Giving with your IRA
The opportunity of a lifetime to give the gift of a lifetime.
If you are age 70 1/2 and older, you can use your individual retirement account (IRA) to support your charitable giving through the Community Foundation. This simple, tax-wise giving tool provides a way for you to take your required minimum distribution, save on taxes, and make meaningful gifts to support the causes you care about.
How it Works
IRS rules require adults who are 73 years or older to take minimum distributions (RMDs) each year from their tax deferred retirement accounts. Although withdrawals for personal spending are subject to income tax, qualified charitable distributions are not. Individuals can direct up to $100,000 per year from their IRA to a qualified charity, including the Community Foundation.*
This popular gift option is commonly called the IRA charitable rollover, but it’s also referred to as a qualified charitable distribution, or QCD for short. The SECURE Act preserved the ability to make a QCD at the age of 70 ½ even though the RMD requirement was increased to age 73. Of course, donors should seek the advice of their financial advisors.

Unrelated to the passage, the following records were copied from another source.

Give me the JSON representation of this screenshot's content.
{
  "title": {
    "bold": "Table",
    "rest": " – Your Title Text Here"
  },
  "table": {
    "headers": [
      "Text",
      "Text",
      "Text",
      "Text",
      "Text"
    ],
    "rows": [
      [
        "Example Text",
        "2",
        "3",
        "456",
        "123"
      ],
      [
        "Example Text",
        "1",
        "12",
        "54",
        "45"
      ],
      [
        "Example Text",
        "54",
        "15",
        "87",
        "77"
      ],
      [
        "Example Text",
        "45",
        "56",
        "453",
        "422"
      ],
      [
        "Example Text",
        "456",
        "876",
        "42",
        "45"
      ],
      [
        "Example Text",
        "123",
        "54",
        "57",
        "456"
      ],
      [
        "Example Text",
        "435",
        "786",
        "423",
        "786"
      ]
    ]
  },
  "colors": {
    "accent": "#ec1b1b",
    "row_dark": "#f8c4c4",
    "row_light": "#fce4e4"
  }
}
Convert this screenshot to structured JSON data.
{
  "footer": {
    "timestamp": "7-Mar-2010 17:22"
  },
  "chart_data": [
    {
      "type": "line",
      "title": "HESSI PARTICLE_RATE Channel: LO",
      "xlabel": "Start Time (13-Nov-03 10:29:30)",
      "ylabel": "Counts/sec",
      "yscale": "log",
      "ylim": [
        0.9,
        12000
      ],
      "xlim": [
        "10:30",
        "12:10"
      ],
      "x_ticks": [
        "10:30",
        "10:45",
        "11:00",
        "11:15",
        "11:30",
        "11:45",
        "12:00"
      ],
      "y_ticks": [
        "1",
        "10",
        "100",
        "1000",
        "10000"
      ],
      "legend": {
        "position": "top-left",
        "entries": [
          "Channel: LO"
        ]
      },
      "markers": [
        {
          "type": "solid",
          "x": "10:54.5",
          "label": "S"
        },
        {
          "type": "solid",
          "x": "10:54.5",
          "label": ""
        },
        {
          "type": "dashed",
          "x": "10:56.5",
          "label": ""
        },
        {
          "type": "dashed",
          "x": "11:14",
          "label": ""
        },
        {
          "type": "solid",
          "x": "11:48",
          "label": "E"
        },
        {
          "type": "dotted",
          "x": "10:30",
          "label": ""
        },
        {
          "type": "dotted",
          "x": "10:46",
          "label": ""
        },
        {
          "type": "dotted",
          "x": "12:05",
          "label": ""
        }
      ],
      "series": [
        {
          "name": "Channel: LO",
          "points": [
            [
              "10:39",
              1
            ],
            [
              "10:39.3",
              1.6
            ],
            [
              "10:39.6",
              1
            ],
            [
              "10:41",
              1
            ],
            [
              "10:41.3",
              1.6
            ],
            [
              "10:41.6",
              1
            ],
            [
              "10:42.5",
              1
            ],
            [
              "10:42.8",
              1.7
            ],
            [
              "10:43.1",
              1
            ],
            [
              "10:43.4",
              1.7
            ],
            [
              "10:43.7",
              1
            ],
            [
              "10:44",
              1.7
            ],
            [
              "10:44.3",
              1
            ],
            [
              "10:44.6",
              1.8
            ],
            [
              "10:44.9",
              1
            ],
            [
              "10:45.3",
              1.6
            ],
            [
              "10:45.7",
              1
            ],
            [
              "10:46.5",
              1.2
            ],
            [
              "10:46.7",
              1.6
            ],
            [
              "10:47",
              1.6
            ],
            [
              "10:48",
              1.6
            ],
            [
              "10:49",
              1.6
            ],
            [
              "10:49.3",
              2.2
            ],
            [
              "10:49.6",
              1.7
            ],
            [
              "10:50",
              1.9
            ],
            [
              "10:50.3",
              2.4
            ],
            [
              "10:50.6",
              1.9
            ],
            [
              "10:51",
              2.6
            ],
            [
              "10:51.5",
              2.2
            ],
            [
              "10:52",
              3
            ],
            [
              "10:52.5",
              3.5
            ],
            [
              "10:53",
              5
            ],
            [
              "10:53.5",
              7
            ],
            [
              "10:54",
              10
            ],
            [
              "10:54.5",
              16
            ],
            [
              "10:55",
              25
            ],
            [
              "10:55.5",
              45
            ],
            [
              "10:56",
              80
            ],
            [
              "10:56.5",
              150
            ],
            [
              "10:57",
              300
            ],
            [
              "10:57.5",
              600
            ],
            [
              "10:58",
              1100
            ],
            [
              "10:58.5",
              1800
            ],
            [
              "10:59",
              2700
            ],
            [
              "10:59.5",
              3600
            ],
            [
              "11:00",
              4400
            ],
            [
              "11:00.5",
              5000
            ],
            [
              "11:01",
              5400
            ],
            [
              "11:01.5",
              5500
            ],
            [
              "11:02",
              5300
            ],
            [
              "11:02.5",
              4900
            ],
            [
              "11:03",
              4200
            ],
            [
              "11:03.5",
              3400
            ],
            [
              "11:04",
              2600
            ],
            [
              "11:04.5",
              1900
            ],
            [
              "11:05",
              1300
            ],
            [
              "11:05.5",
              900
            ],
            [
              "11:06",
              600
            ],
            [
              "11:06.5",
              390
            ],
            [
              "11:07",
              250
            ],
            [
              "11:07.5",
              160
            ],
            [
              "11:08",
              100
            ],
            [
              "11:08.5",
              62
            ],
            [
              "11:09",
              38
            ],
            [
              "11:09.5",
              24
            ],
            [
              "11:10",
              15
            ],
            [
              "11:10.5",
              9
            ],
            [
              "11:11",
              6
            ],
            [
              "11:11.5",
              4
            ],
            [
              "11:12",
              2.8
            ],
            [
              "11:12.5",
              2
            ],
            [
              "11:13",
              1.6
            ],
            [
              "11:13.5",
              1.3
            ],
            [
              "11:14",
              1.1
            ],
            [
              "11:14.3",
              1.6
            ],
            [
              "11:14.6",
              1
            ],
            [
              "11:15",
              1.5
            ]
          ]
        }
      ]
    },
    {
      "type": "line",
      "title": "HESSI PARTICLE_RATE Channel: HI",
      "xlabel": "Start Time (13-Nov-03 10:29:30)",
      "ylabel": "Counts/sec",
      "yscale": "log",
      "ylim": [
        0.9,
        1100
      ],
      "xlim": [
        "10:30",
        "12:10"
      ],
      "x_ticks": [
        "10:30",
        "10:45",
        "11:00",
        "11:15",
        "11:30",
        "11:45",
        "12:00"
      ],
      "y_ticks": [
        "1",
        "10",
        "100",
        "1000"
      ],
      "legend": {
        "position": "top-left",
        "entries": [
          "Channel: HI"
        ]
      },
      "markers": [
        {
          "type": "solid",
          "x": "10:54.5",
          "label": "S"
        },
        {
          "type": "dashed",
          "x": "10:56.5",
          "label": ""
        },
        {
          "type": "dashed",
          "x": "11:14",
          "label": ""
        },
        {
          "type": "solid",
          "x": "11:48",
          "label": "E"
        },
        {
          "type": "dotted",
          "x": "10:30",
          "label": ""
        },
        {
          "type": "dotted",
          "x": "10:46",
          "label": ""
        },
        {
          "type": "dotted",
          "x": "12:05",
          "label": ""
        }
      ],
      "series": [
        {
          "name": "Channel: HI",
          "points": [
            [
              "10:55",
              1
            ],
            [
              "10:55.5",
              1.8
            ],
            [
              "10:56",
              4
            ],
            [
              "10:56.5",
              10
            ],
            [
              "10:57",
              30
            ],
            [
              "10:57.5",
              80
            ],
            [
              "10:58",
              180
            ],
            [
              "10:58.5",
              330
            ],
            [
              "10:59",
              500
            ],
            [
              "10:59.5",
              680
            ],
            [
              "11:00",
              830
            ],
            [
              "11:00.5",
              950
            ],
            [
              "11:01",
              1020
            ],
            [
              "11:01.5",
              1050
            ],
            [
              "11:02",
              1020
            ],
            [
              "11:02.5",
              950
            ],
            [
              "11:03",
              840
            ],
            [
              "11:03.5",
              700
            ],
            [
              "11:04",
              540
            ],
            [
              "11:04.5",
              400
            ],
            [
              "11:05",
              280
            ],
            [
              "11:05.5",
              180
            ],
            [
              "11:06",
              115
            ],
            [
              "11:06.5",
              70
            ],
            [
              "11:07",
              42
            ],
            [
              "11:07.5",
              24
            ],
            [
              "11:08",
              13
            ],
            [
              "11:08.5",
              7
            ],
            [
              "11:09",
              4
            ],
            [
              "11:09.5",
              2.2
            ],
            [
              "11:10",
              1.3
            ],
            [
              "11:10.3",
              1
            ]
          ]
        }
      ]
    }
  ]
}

*QCDs cannot be directed to a Donor Advised Fund.

Now in their 80s, Ken and Julia have accumulated wealth in their IRAs. At this age, they must receive distributions. Their estate planning attorney recognized an opportunity. By transferring $100,000
from each of their IRAs to the Community Foundation, they could establish a Designated Fund to support the museum without paying tax and do so during their lifetimes.
“We were so happy to find out that we could give a portion of our IRAs to the Community Foundation without losing anything to taxes,” says Julia. “Plus, because we can do so right now, the museum doesn’t have to wait until we’re gone to get a steady stream of income from our fund.”